“Well, it’s persecution to bring up those old stories against her now.”
“Is it? when she will not disavow them, but maintains that she has always done right? and more than that, tells us she will do the same again if ever she has the power.”
“I’m sure all Romanists are not so cruel as to wish to torture or kill their Protestant neighbors,” cried Isadore indignantly.
“And I quite agree with you there,” he said; “I have not the least doubt that many of them are very kind-hearted; but I was speaking, not of individuals, but of the Romish Church as such. She is essentially a persecuting power.”
“Well, being the only true church, she has the right to compel conformity to her creed.”
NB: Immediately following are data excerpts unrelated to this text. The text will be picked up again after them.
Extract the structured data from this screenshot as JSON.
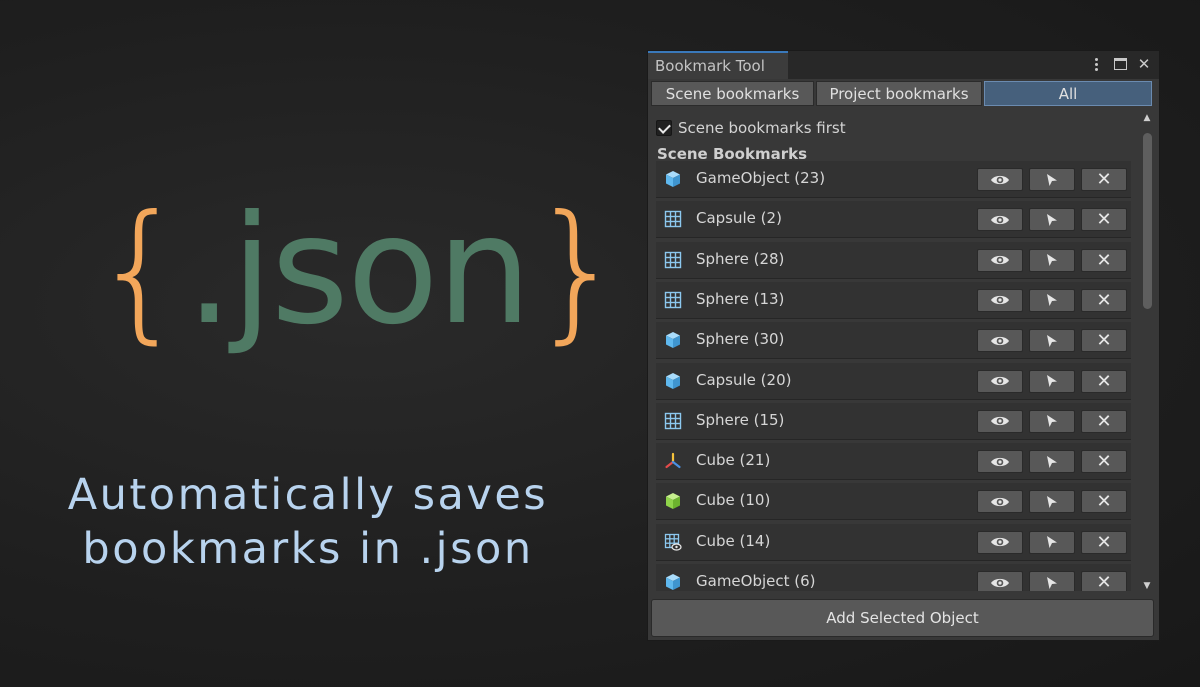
{
  "promo": {
    "brace_open": "{",
    "word": ".json",
    "brace_close": "}",
    "tagline_line1": "Automatically saves",
    "tagline_line2": "bookmarks in .json"
  },
  "window": {
    "title": "Bookmark Tool",
    "menu_icon": "kebab-menu-icon",
    "maximize_icon": "maximize-icon",
    "close_icon": "close-icon",
    "close_glyph": "✕"
  },
  "filter_tabs": [
    {
      "label": "Scene bookmarks",
      "active": false
    },
    {
      "label": "Project bookmarks",
      "active": false
    },
    {
      "label": "All",
      "active": true
    }
  ],
  "options": {
    "scene_first_label": "Scene bookmarks first",
    "scene_first_checked": true
  },
  "section": {
    "title": "Scene Bookmarks"
  },
  "row_actions": {
    "view_icon": "eye-icon",
    "select_icon": "cursor-arrow-icon",
    "remove_icon": "close-icon",
    "remove_glyph": "✕"
  },
  "bookmarks": [
    {
      "label": "GameObject (23)",
      "icon": "gameobject-cube-icon"
    },
    {
      "label": "Capsule (2)",
      "icon": "grid-icon"
    },
    {
      "label": "Sphere (28)",
      "icon": "grid-icon"
    },
    {
      "label": "Sphere (13)",
      "icon": "grid-icon"
    },
    {
      "label": "Sphere (30)",
      "icon": "gameobject-cube-icon"
    },
    {
      "label": "Capsule (20)",
      "icon": "gameobject-cube-icon"
    },
    {
      "label": "Sphere (15)",
      "icon": "grid-icon"
    },
    {
      "label": "Cube (21)",
      "icon": "transform-axes-icon"
    },
    {
      "label": "Cube (10)",
      "icon": "green-cube-icon"
    },
    {
      "label": "Cube (14)",
      "icon": "grid-eye-icon"
    },
    {
      "label": "GameObject (6)",
      "icon": "gameobject-cube-icon"
    }
  ],
  "footer": {
    "add_button_label": "Add Selected Object"
  },
  "colors": {
    "accent_blue": "#3a79bb",
    "active_tab": "#46607c",
    "brace_orange": "#f2a65a",
    "word_green": "#4f7a64",
    "tagline_blue": "#b8d3ee",
    "cube_blue": "#5fb8ee",
    "cube_green": "#8fd44a"
  }
}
“Ah, you have already imbibed something of her spirit. But we contend that she is not the true church. ’To the law and to the testimony; if they speak not according to this word, it is because there is no light in them.’ Brought to the touch-stone of God’s revealed word, she is proved to be reprobate silver; her creed spurious Christianity. In second Thessalonians, second chapter, we have a very clear description of her as that ’Wicked whom the Lord shall consume with the spirit of his mouth, and shall destroy with the brightness of his coming.’ Also, in the seventeenth of Revelation, where she is spoken of as ’Babylon the great, the mother of harlots and abominations of the earth.’”
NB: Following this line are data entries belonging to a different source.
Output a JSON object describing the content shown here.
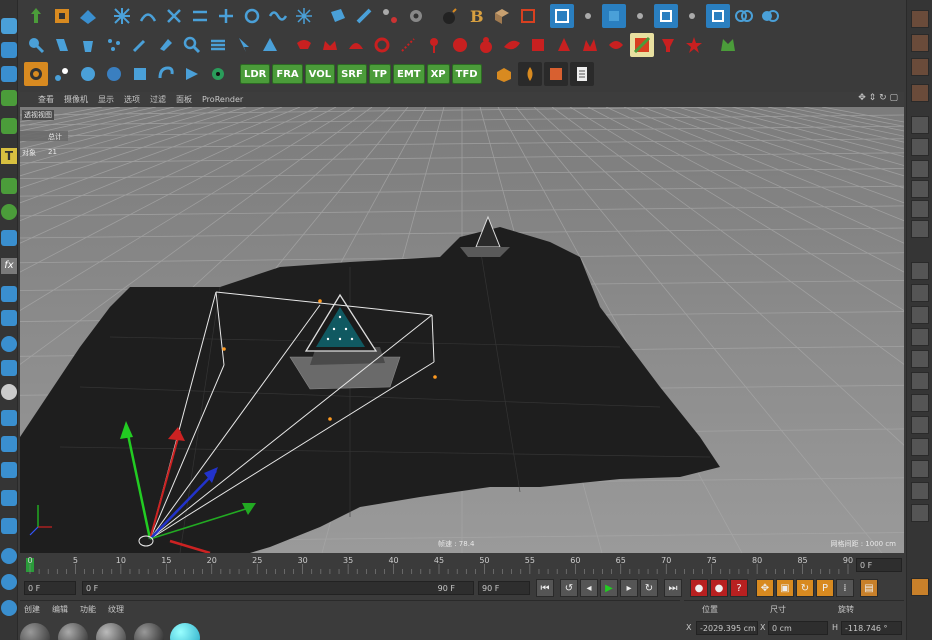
{
  "menu": {
    "items": [
      "查看",
      "摄像机",
      "显示",
      "选项",
      "过滤",
      "面板",
      "ProRender"
    ]
  },
  "viewport": {
    "title": "透视视图",
    "stats_header": "总计",
    "stats_label": "对象",
    "stats_value": "21",
    "fps_label": "帧速 : 78.4",
    "grid_label": "网格间距 : 1000 cm"
  },
  "toolbar3": {
    "tags": [
      "LDR",
      "FRA",
      "VOL",
      "SRF",
      "TP",
      "EMT",
      "XP",
      "TFD"
    ]
  },
  "timeline": {
    "ticks": [
      "0",
      "5",
      "10",
      "15",
      "20",
      "25",
      "30",
      "35",
      "40",
      "45",
      "50",
      "55",
      "60",
      "65",
      "70",
      "75",
      "80",
      "85",
      "90"
    ],
    "current_frame_right": "0 F"
  },
  "transport": {
    "start_field": "0 F",
    "range_start": "0 F",
    "range_end": "90 F",
    "end_field": "90 F"
  },
  "material_panel": {
    "tabs": [
      "创建",
      "编辑",
      "功能",
      "纹理"
    ]
  },
  "coord_panel": {
    "headers": [
      "位置",
      "尺寸",
      "旋转"
    ],
    "x_label": "X",
    "x_position": "-2029.395 cm",
    "x_label2": "X",
    "x_size": "0 cm",
    "h_label": "H",
    "h_rotation": "-118.746 °"
  },
  "colors": {
    "viewport_bg": "#8a8a8a",
    "terrain": "#1e1e1e",
    "tag_green": "#4b9c3a",
    "axis_green": "#22cc22",
    "axis_red": "#cc2222",
    "axis_blue": "#2233cc"
  }
}
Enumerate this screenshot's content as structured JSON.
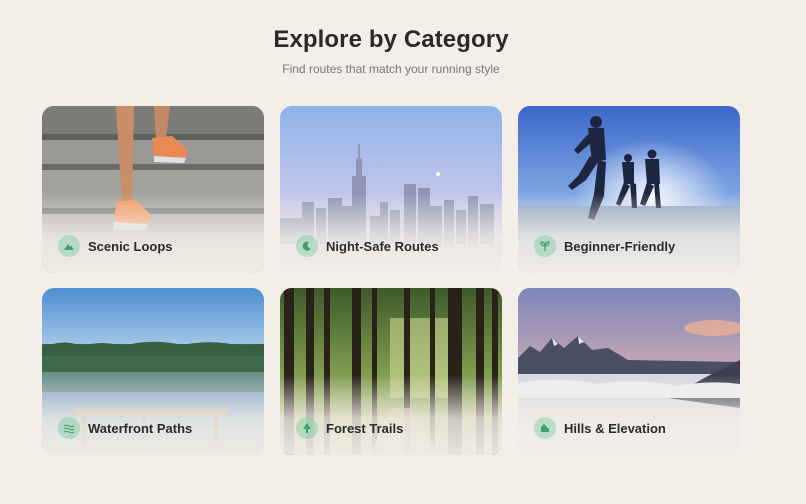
{
  "header": {
    "title": "Explore by Category",
    "subtitle": "Find routes that match your running style"
  },
  "categories": [
    {
      "label": "Scenic Loops",
      "icon": "mountain-icon"
    },
    {
      "label": "Night-Safe Routes",
      "icon": "moon-icon"
    },
    {
      "label": "Beginner-Friendly",
      "icon": "sprout-icon"
    },
    {
      "label": "Waterfront Paths",
      "icon": "waves-icon"
    },
    {
      "label": "Forest Trails",
      "icon": "tree-icon"
    },
    {
      "label": "Hills & Elevation",
      "icon": "hill-icon"
    }
  ],
  "colors": {
    "background": "#f3eee8",
    "icon_badge": "#78cda0",
    "title": "#2a2a2a"
  }
}
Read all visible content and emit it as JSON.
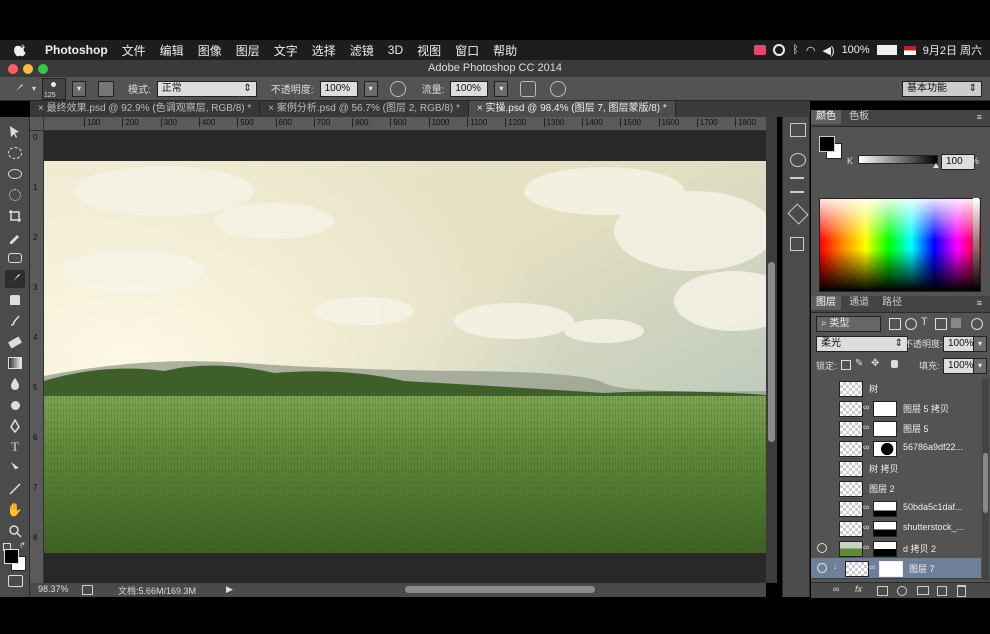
{
  "menubar": {
    "app_name": "Photoshop",
    "items": [
      "文件",
      "编辑",
      "图像",
      "图层",
      "文字",
      "选择",
      "滤镜",
      "3D",
      "视图",
      "窗口",
      "帮助"
    ],
    "battery": "100%",
    "date": "9月2日 周六"
  },
  "window": {
    "title": "Adobe Photoshop CC 2014"
  },
  "options_bar": {
    "brush_size": "125",
    "mode_label": "模式:",
    "mode_value": "正常",
    "opacity_label": "不透明度:",
    "opacity_value": "100%",
    "flow_label": "流量:",
    "flow_value": "100%",
    "workspace": "基本功能"
  },
  "tabs": [
    {
      "label": "最终效果.psd @ 92.9% (色调观察层, RGB/8) *"
    },
    {
      "label": "案例分析.psd @ 56.7% (图层 2, RGB/8) *"
    },
    {
      "label": "实操.psd @ 98.4% (图层 7, 图层蒙版/8) *"
    }
  ],
  "ruler": {
    "h_ticks": [
      "100",
      "200",
      "300",
      "400",
      "500",
      "600",
      "700",
      "800",
      "900",
      "1000",
      "1100",
      "1200",
      "1300",
      "1400",
      "1500",
      "1600",
      "1700",
      "1800"
    ],
    "v_ticks": [
      "0",
      "1",
      "2",
      "3",
      "4",
      "5",
      "6",
      "7",
      "8"
    ]
  },
  "status": {
    "zoom": "98.37%",
    "doc": "文档:5.66M/169.3M"
  },
  "color_panel": {
    "tabs": [
      "颜色",
      "色板"
    ],
    "channel": "K",
    "value": "100",
    "unit": "%",
    "slider_fraction": 1.0
  },
  "layers_panel": {
    "tabs": [
      "图层",
      "通道",
      "路径"
    ],
    "filter": "类型",
    "blend_mode": "柔光",
    "opacity_label": "不透明度:",
    "opacity": "100%",
    "lock_label": "锁定:",
    "fill_label": "填充:",
    "fill": "100%",
    "layers": [
      {
        "name": "树",
        "visible": false,
        "mask": false
      },
      {
        "name": "图层 5 拷贝",
        "visible": false,
        "mask": true
      },
      {
        "name": "图层 5",
        "visible": false,
        "mask": true
      },
      {
        "name": "56786a9df22...",
        "visible": false,
        "mask": true
      },
      {
        "name": "树 拷贝",
        "visible": false,
        "mask": false
      },
      {
        "name": "图层 2",
        "visible": false,
        "mask": false
      },
      {
        "name": "50bda5c1daf...",
        "visible": false,
        "mask": true
      },
      {
        "name": "shutterstock_...",
        "visible": false,
        "mask": true
      },
      {
        "name": "d 拷贝 2",
        "visible": true,
        "mask": true
      },
      {
        "name": "图层 7",
        "visible": true,
        "mask": true,
        "selected": true
      }
    ]
  },
  "icons": [
    "apple-icon",
    "brush-icon",
    "move-tool-icon",
    "eye-icon",
    "link-icon",
    "fx-icon",
    "new-layer-icon",
    "trash-icon"
  ]
}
“How do you know she is meant there?” asked Isadore, growing red and angry.
“Because she, and she alone, answers to the description. It is computed that fifty millions of Protestants have been slain in her persecutions; may it not then be truly said of her that she is drunken with the blood of the saints?”
“I think what you have been saying shows that the priests are right in teaching that the Bible is a dangerous book in the hands of the ignorant, and should therefore be withheld from the laity,” retorted Isadore hotly.
“But,” returned Mr. Daly, “Jesus said, ’Search the Scriptures; for in them ye think ye have eternal life; and they are they which testify of me.’”
“Let us go back again
Oh, take me home to die.”
“And so, Isa, my uncle’s predictions that your popish teachers would violate their promise not to meddle with your faith, have proved only too true,” said Calhoun Conly, stepping forward, as Mr. Daly finished his last quotation from the Scriptures.
In the heat of their discussion, neither the minister nor Isadore had noticed his entrance, but he had been standing there, an interested listener, long enough to learn the sad fact of his sister’s perversion.
“They only did their duty, and I shall not have them blamed for it,” she said, haughtily.
“They richly deserve blame, and you cannot prevent it from being given them,” he answered firmly, and with flashing eyes. “I have come, by my mother’s request, to take you and Virginia home, inviting Miss Reed to accompany us.”